Cluster analysis or clustering in Tableau divides a data set into segments or clusters with relevant data values. Clustering helps us to conduct a comparative analysis of data. A cluster comprises of similar data values of a dimension, i.e., the cluster values are related to each other more than the data in other clusters. Therefore, clustering is done using specific clustering algorithms where similar values are kept together as a part of the group. We can also have a cluster of up to seven color shades or codes at a time.
For example, if we have sales data for a product for different types of consumers/buyers and we want to analyze the purchasing capacity/trends of consumers. We can create clusters for this where we can segregate consumers based on their purchasing capacities. Now that we can unveil and analyze consumers’ purchasing or spending capacities, we can develop strategies to maximize sales.
In Tableau, the clustering algorithm is used to create clusters on a Tableau worksheet and is known as the K-means clustering algorithm. The reason behind it being called K-means is that this algorithm divides a data set into K clusters or segments based on the similarity metrics.
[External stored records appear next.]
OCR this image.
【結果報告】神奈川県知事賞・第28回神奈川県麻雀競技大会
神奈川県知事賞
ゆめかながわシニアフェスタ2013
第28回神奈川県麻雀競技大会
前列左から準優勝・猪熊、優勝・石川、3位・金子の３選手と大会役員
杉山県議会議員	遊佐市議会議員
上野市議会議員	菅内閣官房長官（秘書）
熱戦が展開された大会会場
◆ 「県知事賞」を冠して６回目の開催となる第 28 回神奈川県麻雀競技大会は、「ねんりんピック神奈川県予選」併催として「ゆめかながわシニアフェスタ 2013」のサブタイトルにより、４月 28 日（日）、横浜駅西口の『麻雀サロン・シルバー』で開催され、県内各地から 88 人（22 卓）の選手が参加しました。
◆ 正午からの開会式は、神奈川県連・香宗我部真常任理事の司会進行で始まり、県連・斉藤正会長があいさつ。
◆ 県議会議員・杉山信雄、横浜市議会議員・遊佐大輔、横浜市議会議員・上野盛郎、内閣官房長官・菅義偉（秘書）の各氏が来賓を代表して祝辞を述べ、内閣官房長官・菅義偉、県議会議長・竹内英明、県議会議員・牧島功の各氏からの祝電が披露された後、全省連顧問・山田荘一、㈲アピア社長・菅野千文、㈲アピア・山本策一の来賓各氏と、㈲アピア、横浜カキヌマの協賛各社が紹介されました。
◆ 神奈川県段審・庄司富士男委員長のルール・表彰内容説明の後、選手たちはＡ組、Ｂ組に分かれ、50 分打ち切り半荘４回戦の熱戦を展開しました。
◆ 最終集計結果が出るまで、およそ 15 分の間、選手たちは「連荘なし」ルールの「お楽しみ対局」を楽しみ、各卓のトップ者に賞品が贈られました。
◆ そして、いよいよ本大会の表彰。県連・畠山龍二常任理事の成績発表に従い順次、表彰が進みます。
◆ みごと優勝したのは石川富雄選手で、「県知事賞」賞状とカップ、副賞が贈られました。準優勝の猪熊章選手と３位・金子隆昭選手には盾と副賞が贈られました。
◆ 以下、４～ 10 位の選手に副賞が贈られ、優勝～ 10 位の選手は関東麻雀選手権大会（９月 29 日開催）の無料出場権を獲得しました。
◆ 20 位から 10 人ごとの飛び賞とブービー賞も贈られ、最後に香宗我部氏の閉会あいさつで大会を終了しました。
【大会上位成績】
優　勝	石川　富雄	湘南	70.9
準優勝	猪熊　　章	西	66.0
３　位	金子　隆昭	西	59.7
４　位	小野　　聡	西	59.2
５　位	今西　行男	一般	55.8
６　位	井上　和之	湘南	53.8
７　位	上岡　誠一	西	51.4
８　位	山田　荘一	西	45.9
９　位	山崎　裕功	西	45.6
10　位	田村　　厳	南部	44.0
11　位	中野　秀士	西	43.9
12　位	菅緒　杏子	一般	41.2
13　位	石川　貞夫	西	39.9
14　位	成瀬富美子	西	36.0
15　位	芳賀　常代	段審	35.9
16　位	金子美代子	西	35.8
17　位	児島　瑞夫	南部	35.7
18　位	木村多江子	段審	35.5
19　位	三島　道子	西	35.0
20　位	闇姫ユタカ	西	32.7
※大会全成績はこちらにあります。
Then it calculates the mean for each cluster that gives the Centroid of a cluster.
After it calculates the centroid value for each cluster present, it arranges them in such a way that the total sum of the distance between the centroid and concerning members in a cluster is minimum or as small as possible. In this way, the K-means algorithm also gives us closely packed clusters, each made of closely related/similar values.
How to Create Clusters in Tableau?
As a prerequisite to make a cluster in Tableau, we have first created a scatter plot for sales.
Step 1: For creating a cluster, go to the Analytics tab and then select Cluster from the Model section.
Step 2: Hold the option Cluster and then drag and drop it on the data visualization area, as shown below.
Step 3: A dialog box Clusters will open containing two columns: Variables and Number of Clusters. In the Variables column, you can add dimensions or measure fields to be included in the cluster. Moreover, from the Number of Clusters section, you can enter the numeric value of the clusters you want.
Once you are done setting up all the cluster settings, you will have a cluster of data values formed in the visualization area. On the extreme right, you can see each cluster name with their corresponding colors. Here, it shows four clusters named as (Cluster 1, Cluster 2, Cluster 3, and Cluster 4) as we have set the Number of Clusters value as 4 in the previous step.
Step 4: On the left panel, we have the Cluster (1) showing where we can explore and manage a cluster’s properties further. For accessing the drop-down menu, click on the arrow given right next to Cluster (1). To see the description of the selected cluster, click on Describe clusters… option.]
It will open a detailed description window for the active cluster containing two tabs: Summary and Models. The summary tab gives a detailed summary of the cluster made, giving information about the variables, level of detail, number of clusters, scaling, number of points, and the total sum of squares along with information on each cluster. The Models tab describes the cluster model type.
Step 5: You can also change the shape of each cluster point from the Shape card present on the Marks section, as shown below. This option will give you a range of different shapes to select.
Step 6: You can also change the color scheme of the cluster by clicking on the Color option present in the Marks section. From the window that opens, you can see the current color scheme, select a new color palette, and assign it to the cluster.
The color scheme of the cluster has now changed.
Clustering Conditions in Tableau:
There are certain conditions where you cannot use the clustering option in Tableau.
- Clustering is not available for authors on the web such as on Tableau Online, Tableau Server, etc. Instead, it is available on the Tableau Desktop.
- Clustering is not available while using a cube data source.
- Clustering is not available when a blended dimension is available in the view.
- When you do not have fields that you can use as variables or inputs for clustering in the view.
- Clustering is not available when no dimensions are present in an aggregated view.
- When the data have field types such as table calculations, Blended calculations, Ad-hoc calculations, Generated latitude/longitude values, Groups, Sets, Dates, Bins, Parameters, Measure Names, and Measure Values, these cannot be used as variables or inputs for clustering.